ROC Curve and AUC¶

Receiver Operating Characteristic (ROC) Curve¶

The ROC curve (Receiver Operating Characteristic) is a powerful tool for evaluating binary classifiers across all possible classification thresholds. It plots:

x-axis: False Positive Rate (FPR) = $1 - \text{Specificity}$
y-axis: True Positive Rate (TPR) = Sensitivity / Recall

Computing the ROC Curve¶

For a classifier that outputs probability scores, we vary the decision threshold $\tau$ from 0 to 1:

For each threshold $\tau$: classify as positive if $\hat{p} \geq \tau$.
Compute FPR and TPR:

$$\text{TPR} = \frac{\text{TP}}{\text{TP} + \text{FN}}, \quad \text{FPR} = \frac{\text{FP}}{\text{FP} + \text{TN}}$$

Plot the (FPR, TPR) pair.
Repeat for all threshold values; connect the points to form the curve.

Interpretation¶

The ROC curve visualizes the tradeoff between sensitivity and specificity:

(0, 1): Perfect classifier (TPR = 1, FPR = 0)
(0, 0): Threshold so high that we predict positive for nothing
(1, 1): Threshold so low that we predict positive for everything
Main diagonal (y = x): Random classifier with no discrimination ability

A classifier above the diagonal is better than random; one below is worse than random (reverse predictions).

Example: Loan Default ROC Curve¶

For the logistic regression model on loan data:

At threshold = 0.5:
TPR = 14,336 / 22,671 ≈ 0.6323
FPR = 8,148 / 22,671 ≈ 0.3594

Varying the threshold from 0 to 1 produces a curve that typically starts near (0, 0) and ends near (1, 1), bulging upward for a good classifier.

Area Under the Curve (AUC)¶

The AUC is the area under the ROC curve, ranging from 0 to 1:

\[ \text{AUC} = \int_0^1 \text{TPR}(\text{FPR}) \, d(\text{FPR}) \]

In practice, AUC is computed numerically using the trapezoidal rule:

\[ \text{AUC} \approx \sum_{i=1}^{m} \frac{\text{TPR}_i + \text{TPR}_{i-1}}{2} \cdot (\text{FPR}_i - \text{FPR}_{i-1}) \]

Interpretation of AUC¶

AUC Value	Interpretation
0.5	Random classifier; no discrimination ability
0.6–0.7	Poor to fair discrimination
0.7–0.8	Acceptable discrimination
0.8–0.9	Excellent discrimination
0.9–1.0	Outstanding discrimination
1.0	Perfect classifier

For our loan default model: AUC ≈ 0.6917, indicating fair to acceptable discrimination.
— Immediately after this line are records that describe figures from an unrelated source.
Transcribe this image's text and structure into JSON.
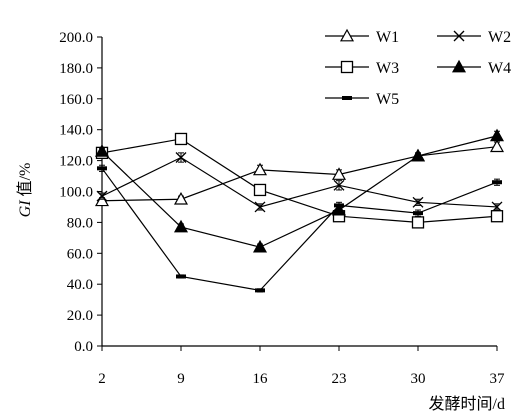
{
  "chart_data": {
    "type": "line",
    "x": [
      2,
      9,
      16,
      23,
      30,
      37
    ],
    "xlabel": "发酵时间/d",
    "ylabel_italic": "GI",
    "ylabel_rest": " 值/%",
    "ylim": [
      0,
      200
    ],
    "yticks": [
      "0.0",
      "20.0",
      "40.0",
      "60.0",
      "80.0",
      "100.0",
      "120.0",
      "140.0",
      "160.0",
      "180.0",
      "200.0"
    ],
    "xticks": [
      "2",
      "9",
      "16",
      "23",
      "30",
      "37"
    ],
    "grid": false,
    "legend_position": "top-right",
    "series": [
      {
        "name": "W1",
        "marker": "triangle-open",
        "values": [
          94,
          95,
          114,
          111,
          123,
          129
        ],
        "err": [
          2,
          2,
          3,
          3,
          2,
          3
        ]
      },
      {
        "name": "W2",
        "marker": "x",
        "values": [
          97,
          122,
          90,
          104,
          93,
          90
        ],
        "err": [
          2,
          3,
          2,
          3,
          2,
          2
        ]
      },
      {
        "name": "W3",
        "marker": "square-open",
        "values": [
          125,
          134,
          101,
          84,
          80,
          84
        ],
        "err": [
          2,
          2,
          2,
          2,
          2,
          2
        ]
      },
      {
        "name": "W4",
        "marker": "triangle-filled",
        "values": [
          126,
          77,
          64,
          88,
          123,
          136
        ],
        "err": [
          2,
          2,
          2,
          3,
          2,
          3
        ]
      },
      {
        "name": "W5",
        "marker": "dash",
        "values": [
          115,
          45,
          36,
          91,
          86,
          106
        ],
        "err": [
          2,
          1,
          1,
          2,
          2,
          2
        ]
      }
    ]
  }
}
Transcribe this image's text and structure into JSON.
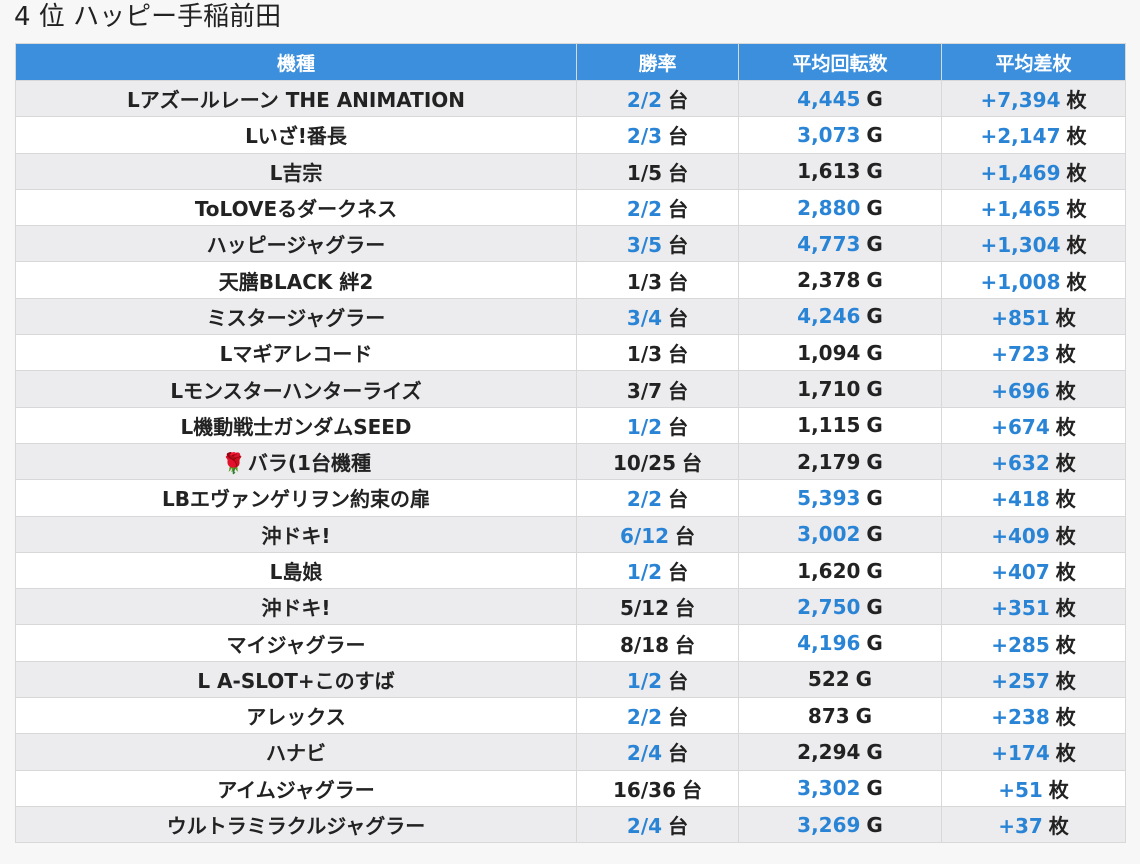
{
  "title": "4 位 ハッピー手稲前田",
  "headers": [
    "機種",
    "勝率",
    "平均回転数",
    "平均差枚"
  ],
  "units": {
    "win": "台",
    "spins": "G",
    "diff": "枚"
  },
  "rows": [
    {
      "prefix": "",
      "machine": "Lアズールレーン THE ANIMATION",
      "win": "2/2",
      "win_hi": true,
      "spins": "4,445",
      "spins_hi": true,
      "diff": "+7,394",
      "diff_hi": true
    },
    {
      "prefix": "",
      "machine": "Lいざ!番長",
      "win": "2/3",
      "win_hi": true,
      "spins": "3,073",
      "spins_hi": true,
      "diff": "+2,147",
      "diff_hi": true
    },
    {
      "prefix": "",
      "machine": "L吉宗",
      "win": "1/5",
      "win_hi": false,
      "spins": "1,613",
      "spins_hi": false,
      "diff": "+1,469",
      "diff_hi": true
    },
    {
      "prefix": "",
      "machine": "ToLOVEるダークネス",
      "win": "2/2",
      "win_hi": true,
      "spins": "2,880",
      "spins_hi": true,
      "diff": "+1,465",
      "diff_hi": true
    },
    {
      "prefix": "",
      "machine": "ハッピージャグラー",
      "win": "3/5",
      "win_hi": true,
      "spins": "4,773",
      "spins_hi": true,
      "diff": "+1,304",
      "diff_hi": true
    },
    {
      "prefix": "",
      "machine": "天膳BLACK 絆2",
      "win": "1/3",
      "win_hi": false,
      "spins": "2,378",
      "spins_hi": false,
      "diff": "+1,008",
      "diff_hi": true
    },
    {
      "prefix": "",
      "machine": "ミスタージャグラー",
      "win": "3/4",
      "win_hi": true,
      "spins": "4,246",
      "spins_hi": true,
      "diff": "+851",
      "diff_hi": true
    },
    {
      "prefix": "",
      "machine": "Lマギアレコード",
      "win": "1/3",
      "win_hi": false,
      "spins": "1,094",
      "spins_hi": false,
      "diff": "+723",
      "diff_hi": true
    },
    {
      "prefix": "",
      "machine": "Lモンスターハンターライズ",
      "win": "3/7",
      "win_hi": false,
      "spins": "1,710",
      "spins_hi": false,
      "diff": "+696",
      "diff_hi": true
    },
    {
      "prefix": "",
      "machine": "L機動戦士ガンダムSEED",
      "win": "1/2",
      "win_hi": true,
      "spins": "1,115",
      "spins_hi": false,
      "diff": "+674",
      "diff_hi": true
    },
    {
      "prefix": "🌹",
      "machine": "バラ(1台機種",
      "win": "10/25",
      "win_hi": false,
      "spins": "2,179",
      "spins_hi": false,
      "diff": "+632",
      "diff_hi": true
    },
    {
      "prefix": "",
      "machine": "LBエヴァンゲリヲン約束の扉",
      "win": "2/2",
      "win_hi": true,
      "spins": "5,393",
      "spins_hi": true,
      "diff": "+418",
      "diff_hi": true
    },
    {
      "prefix": "",
      "machine": "沖ドキ!",
      "win": "6/12",
      "win_hi": true,
      "spins": "3,002",
      "spins_hi": true,
      "diff": "+409",
      "diff_hi": true
    },
    {
      "prefix": "",
      "machine": "L島娘",
      "win": "1/2",
      "win_hi": true,
      "spins": "1,620",
      "spins_hi": false,
      "diff": "+407",
      "diff_hi": true
    },
    {
      "prefix": "",
      "machine": "沖ドキ!",
      "win": "5/12",
      "win_hi": false,
      "spins": "2,750",
      "spins_hi": true,
      "diff": "+351",
      "diff_hi": true
    },
    {
      "prefix": "",
      "machine": "マイジャグラー",
      "win": "8/18",
      "win_hi": false,
      "spins": "4,196",
      "spins_hi": true,
      "diff": "+285",
      "diff_hi": true
    },
    {
      "prefix": "",
      "machine": "L A-SLOT+このすば",
      "win": "1/2",
      "win_hi": true,
      "spins": "522",
      "spins_hi": false,
      "diff": "+257",
      "diff_hi": true
    },
    {
      "prefix": "",
      "machine": "アレックス",
      "win": "2/2",
      "win_hi": true,
      "spins": "873",
      "spins_hi": false,
      "diff": "+238",
      "diff_hi": true
    },
    {
      "prefix": "",
      "machine": "ハナビ",
      "win": "2/4",
      "win_hi": true,
      "spins": "2,294",
      "spins_hi": false,
      "diff": "+174",
      "diff_hi": true
    },
    {
      "prefix": "",
      "machine": "アイムジャグラー",
      "win": "16/36",
      "win_hi": false,
      "spins": "3,302",
      "spins_hi": true,
      "diff": "+51",
      "diff_hi": true
    },
    {
      "prefix": "",
      "machine": "ウルトラミラクルジャグラー",
      "win": "2/4",
      "win_hi": true,
      "spins": "3,269",
      "spins_hi": true,
      "diff": "+37",
      "diff_hi": true
    }
  ]
}
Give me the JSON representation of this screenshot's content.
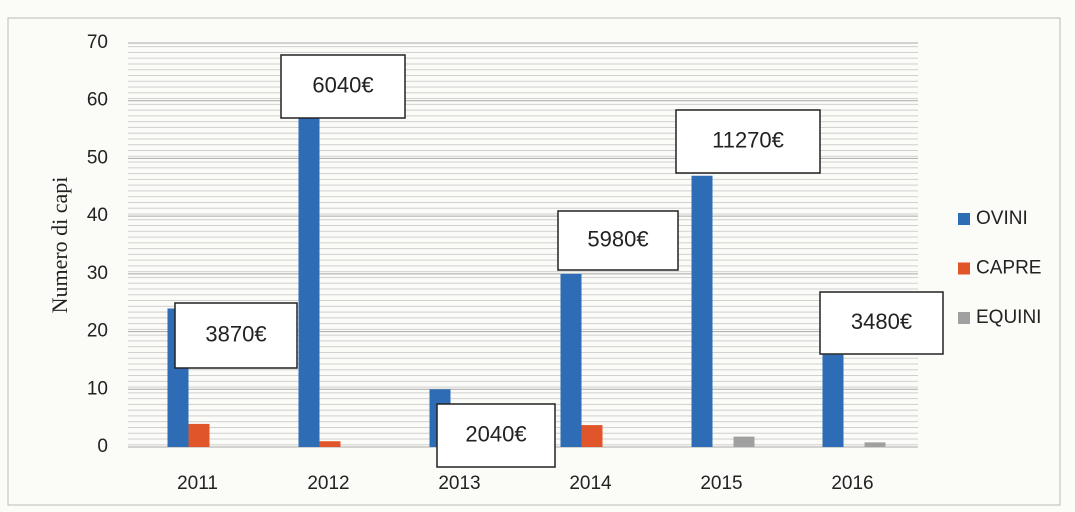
{
  "chart_data": {
    "type": "bar",
    "y_label": "Numero di capi",
    "categories": [
      "2011",
      "2012",
      "2013",
      "2014",
      "2015",
      "2016"
    ],
    "series": [
      {
        "name": "OVINI",
        "color": "#2e6db5",
        "values": [
          24,
          57,
          10,
          30,
          47,
          16
        ]
      },
      {
        "name": "CAPRE",
        "color": "#e0562a",
        "values": [
          4,
          1,
          0,
          3.8,
          0,
          0
        ]
      },
      {
        "name": "EQUINI",
        "color": "#a0a0a0",
        "values": [
          0,
          0,
          0,
          0,
          1.8,
          0.8
        ]
      }
    ],
    "annotations": [
      "3870€",
      "6040€",
      "2040€",
      "5980€",
      "11270€",
      "3480€"
    ],
    "ylim": [
      0,
      70
    ],
    "yticks": [
      0,
      10,
      20,
      30,
      40,
      50,
      60,
      70
    ],
    "grid": true,
    "legend": "right"
  }
}
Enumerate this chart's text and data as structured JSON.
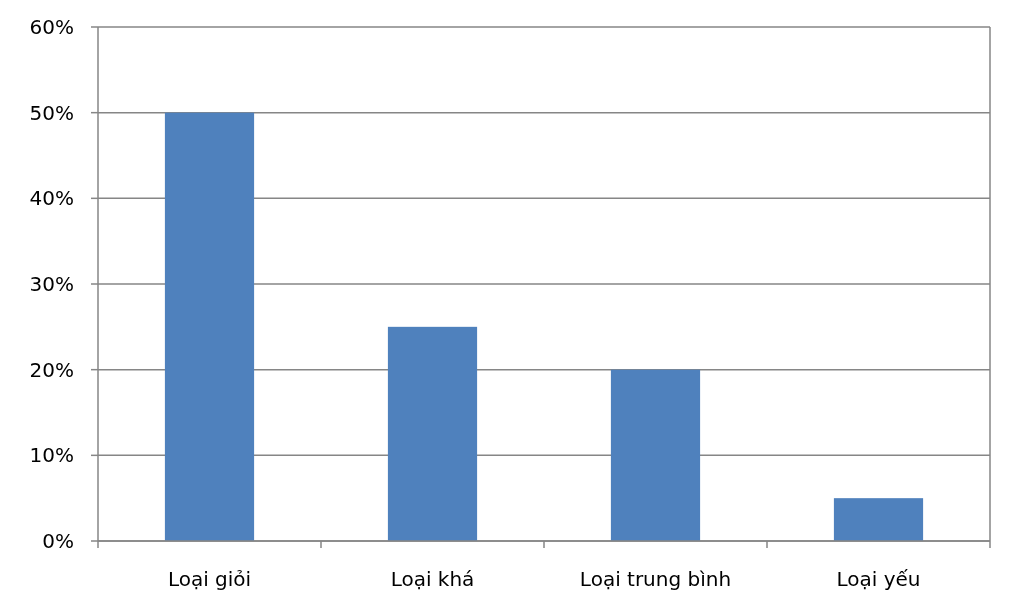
{
  "chart_data": {
    "type": "bar",
    "categories": [
      "Loại giỏi",
      "Loại khá",
      "Loại trung bình",
      "Loại yếu"
    ],
    "values": [
      50,
      25,
      20,
      5
    ],
    "color": "#4f81bd",
    "ylim": [
      0,
      60
    ],
    "yticks": [
      {
        "value": 0,
        "label": "0%"
      },
      {
        "value": 10,
        "label": "10%"
      },
      {
        "value": 20,
        "label": "20%"
      },
      {
        "value": 30,
        "label": "30%"
      },
      {
        "value": 40,
        "label": "40%"
      },
      {
        "value": 50,
        "label": "50%"
      },
      {
        "value": 60,
        "label": "60%"
      }
    ],
    "grid": "y"
  }
}
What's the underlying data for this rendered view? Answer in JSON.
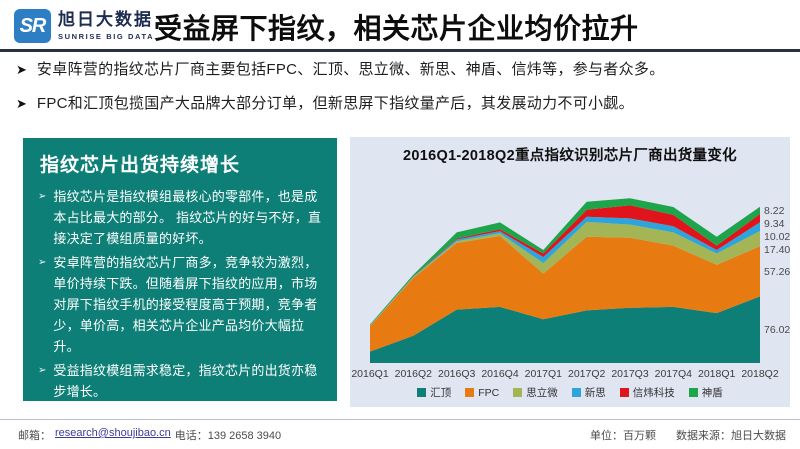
{
  "header": {
    "logo_monogram": "SR",
    "brand_cn": "旭日大数据",
    "brand_en": "SUNRISE BIG DATA",
    "title": "受益屏下指纹，相关芯片企业均价拉升"
  },
  "bullet_marker": "➤",
  "panel_marker": "➢",
  "bullets": [
    "安卓阵营的指纹芯片厂商主要包括FPC、汇顶、思立微、新思、神盾、信炜等，参与者众多。",
    "FPC和汇顶包揽国产大品牌大部分订单，但新思屏下指纹量产后，其发展动力不可小觑。"
  ],
  "panel": {
    "title": "指纹芯片出货持续增长",
    "bullets": [
      "指纹芯片是指纹模组最核心的零部件，也是成本占比最大的部分。 指纹芯片的好与不好，直接决定了模组质量的好坏。",
      "安卓阵营的指纹芯片厂商多，竞争较为激烈，单价持续下跌。但随着屏下指纹的应用，市场对屏下指纹手机的接受程度高于预期，竞争者少，单价高，相关芯片企业产品均价大幅拉升。",
      "受益指纹模组需求稳定，指纹芯片的出货亦稳步增长。"
    ],
    "bg_color": "#0E7F77"
  },
  "chart_data": {
    "type": "area",
    "stacked": true,
    "title": "2016Q1-2018Q2重点指纹识别芯片厂商出货量变化",
    "unit": "百万颗",
    "grid": false,
    "legend_position": "bottom",
    "plot_bg": "#DFE5F1",
    "ylim": [
      0,
      210
    ],
    "categories": [
      "2016Q1",
      "2016Q2",
      "2016Q3",
      "2016Q4",
      "2017Q1",
      "2017Q2",
      "2017Q3",
      "2017Q4",
      "2018Q1",
      "2018Q2"
    ],
    "series": [
      {
        "name": "汇顶",
        "color": "#0D7F76",
        "values": [
          13,
          31,
          61,
          64,
          50,
          60,
          63,
          64,
          57,
          76.02
        ]
      },
      {
        "name": "FPC",
        "color": "#E87A12",
        "values": [
          29,
          66,
          76,
          81,
          52,
          84,
          80,
          70,
          55,
          57.26
        ]
      },
      {
        "name": "思立微",
        "color": "#A4B556",
        "values": [
          0.5,
          1,
          2,
          3,
          12,
          17,
          15,
          15,
          13,
          17.4
        ]
      },
      {
        "name": "新思",
        "color": "#2EA4DC",
        "values": [
          0.3,
          0.5,
          2,
          2.5,
          7,
          6,
          7,
          7,
          4,
          10.02
        ]
      },
      {
        "name": "信炜科技",
        "color": "#E0141B",
        "values": [
          0.1,
          0.2,
          1,
          2,
          4,
          8,
          15,
          13,
          5,
          9.34
        ]
      },
      {
        "name": "神盾",
        "color": "#1EA44A",
        "values": [
          1,
          2,
          7,
          8,
          4,
          9,
          8,
          9,
          10,
          8.22
        ]
      }
    ],
    "last_point_labels": [
      "76.02",
      "57.26",
      "17.40",
      "10.02",
      "9.34",
      "8.22"
    ],
    "note": "values before 2018Q2 estimated from area heights; 2018Q2 values labeled on chart"
  },
  "footer": {
    "email_label": "邮箱：",
    "email": "research@shoujibao.cn",
    "phone": "电话：139 2658 3940",
    "unit": "单位：百万颗",
    "source": "数据来源：旭日大数据"
  }
}
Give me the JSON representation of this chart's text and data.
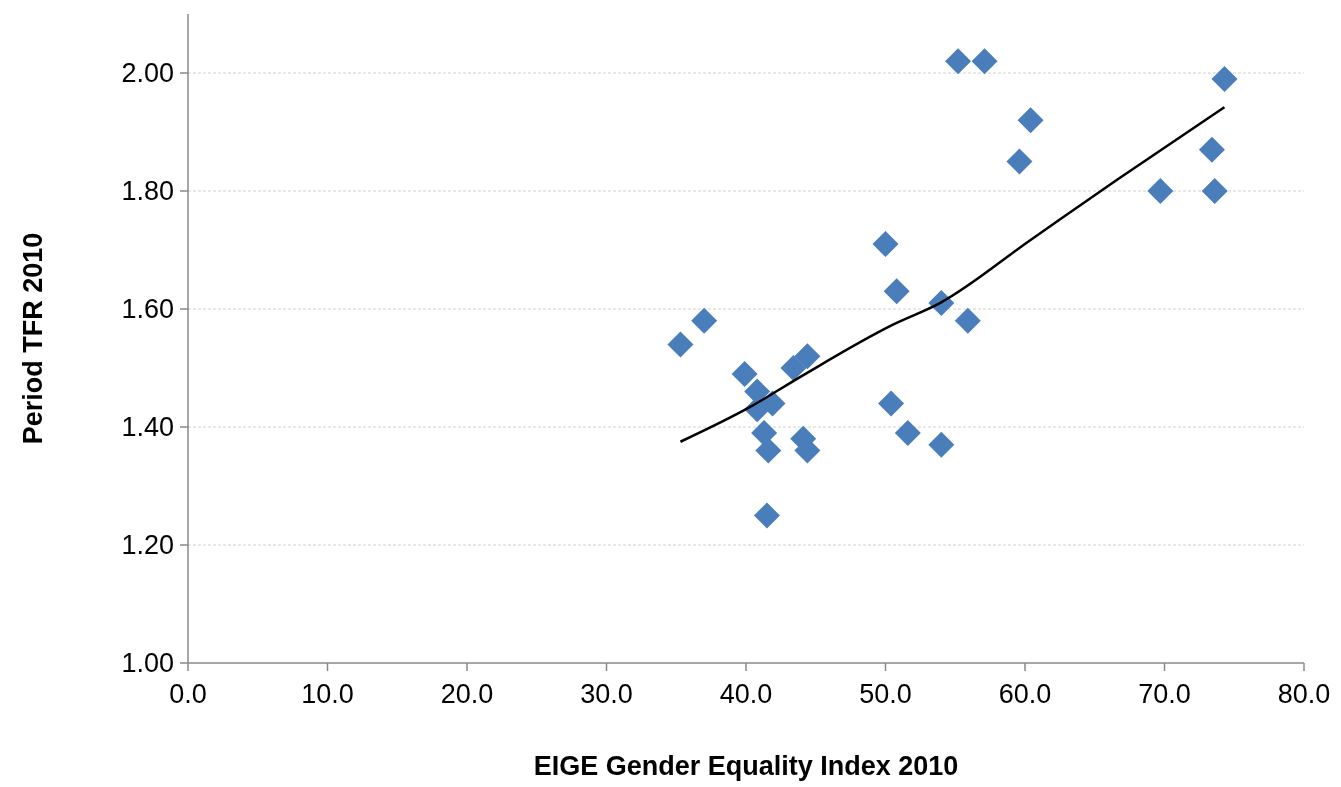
{
  "chart_data": {
    "type": "scatter",
    "xlabel": "EIGE Gender Equality Index 2010",
    "ylabel": "Period TFR 2010",
    "xlim": [
      0,
      80
    ],
    "ylim": [
      1,
      2.1
    ],
    "xticks": [
      {
        "value": 0,
        "label": "0.0"
      },
      {
        "value": 10,
        "label": "10.0"
      },
      {
        "value": 20,
        "label": "20.0"
      },
      {
        "value": 30,
        "label": "30.0"
      },
      {
        "value": 40,
        "label": "40.0"
      },
      {
        "value": 50,
        "label": "50.0"
      },
      {
        "value": 60,
        "label": "60.0"
      },
      {
        "value": 70,
        "label": "70.0"
      },
      {
        "value": 80,
        "label": "80.0"
      }
    ],
    "yticks": [
      {
        "value": 1,
        "label": "1.00"
      },
      {
        "value": 1.2,
        "label": "1.20"
      },
      {
        "value": 1.4,
        "label": "1.40"
      },
      {
        "value": 1.6,
        "label": "1.60"
      },
      {
        "value": 1.8,
        "label": "1.80"
      },
      {
        "value": 2,
        "label": "2.00"
      }
    ],
    "grid": "y",
    "marker": "diamond",
    "series": [
      {
        "color": "#4a7ebb",
        "x": [
          35.3,
          37.0,
          39.9,
          40.8,
          41.9,
          40.8,
          41.3,
          41.6,
          41.5,
          43.4,
          44.4,
          44.1,
          44.4,
          50.0,
          50.8,
          50.4,
          51.6,
          54.0,
          54.0,
          55.9,
          55.2,
          57.1,
          60.4,
          59.6,
          69.7,
          73.4,
          73.6,
          74.3
        ],
        "values": [
          1.54,
          1.58,
          1.49,
          1.46,
          1.44,
          1.43,
          1.39,
          1.36,
          1.25,
          1.5,
          1.52,
          1.38,
          1.36,
          1.71,
          1.63,
          1.44,
          1.39,
          1.61,
          1.37,
          1.58,
          2.02,
          2.02,
          1.92,
          1.85,
          1.8,
          1.87,
          1.8,
          1.99
        ]
      },
      {
        "type": "line",
        "color": "#000000",
        "marker": "none",
        "line_style": "solid",
        "x": [
          35.3,
          40.3,
          43.9,
          50.5,
          53.9,
          60.4,
          66.6,
          74.3
        ],
        "values": [
          1.375,
          1.434,
          1.485,
          1.573,
          1.61,
          1.717,
          1.819,
          1.942
        ]
      }
    ]
  }
}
Probabilistic Interpretation of AUC¶

An elegant interpretation of AUC comes from rank statistics:

AUC = Probability that the model ranks a random positive instance higher than a random negative instance.

In other words, if you randomly sample one default and one non-default loan, AUC is the probability that the model assigns a higher probability to the default. An AUC of 0.5 means the rankings are random; an AUC of 1.0 means the model always ranks positives higher than negatives.

Advantages of AUC¶

Threshold-independent: Summarizes performance across all thresholds in a single number.
Handles class imbalance well: Unlike accuracy, AUC is not biased by imbalanced datasets.
Probabilistic interpretation: Has a clear statistical meaning.
Useful for ranking tasks: Directly applicable to scoring and ranking problems.

Comparison: ROC vs. Precision-Recall¶

Aspect	ROC Curve	PR Curve
Focus	Sensitivity vs. Specificity	Precision vs. Recall
Threshold-independent	Yes	Yes
Class imbalance	Less sensitive to imbalance	More sensitive; better for rare events
Use case	Balanced classes	Imbalanced classes (rare positives)
Metric	AUC (0 to 1)	Average Precision (0 to 1)

For datasets with severe class imbalance (e.g., fraud detection with 1% positives), the precision-recall curve often reveals model behavior more clearly than the ROC curve.

Threshold Selection¶

The ROC curve helps select an optimal threshold for deployment. Common criteria include:

Youden's J Statistic: $J = \text{TPR} - \text{FPR}$; choose the threshold maximizing $J$.
Cost-based: Incorporate misclassification costs: $\min_\tau [c_{FP} \cdot \text{FPR} + c_{FN} \cdot (1 - \text{TPR})]$
Application-specific: Choose based on business requirements (e.g., target a specific recall level).

For the loan default model using Youden's J, the optimal threshold might differ significantly from the default 0.5, depending on the relative costs of false positives and false negatives.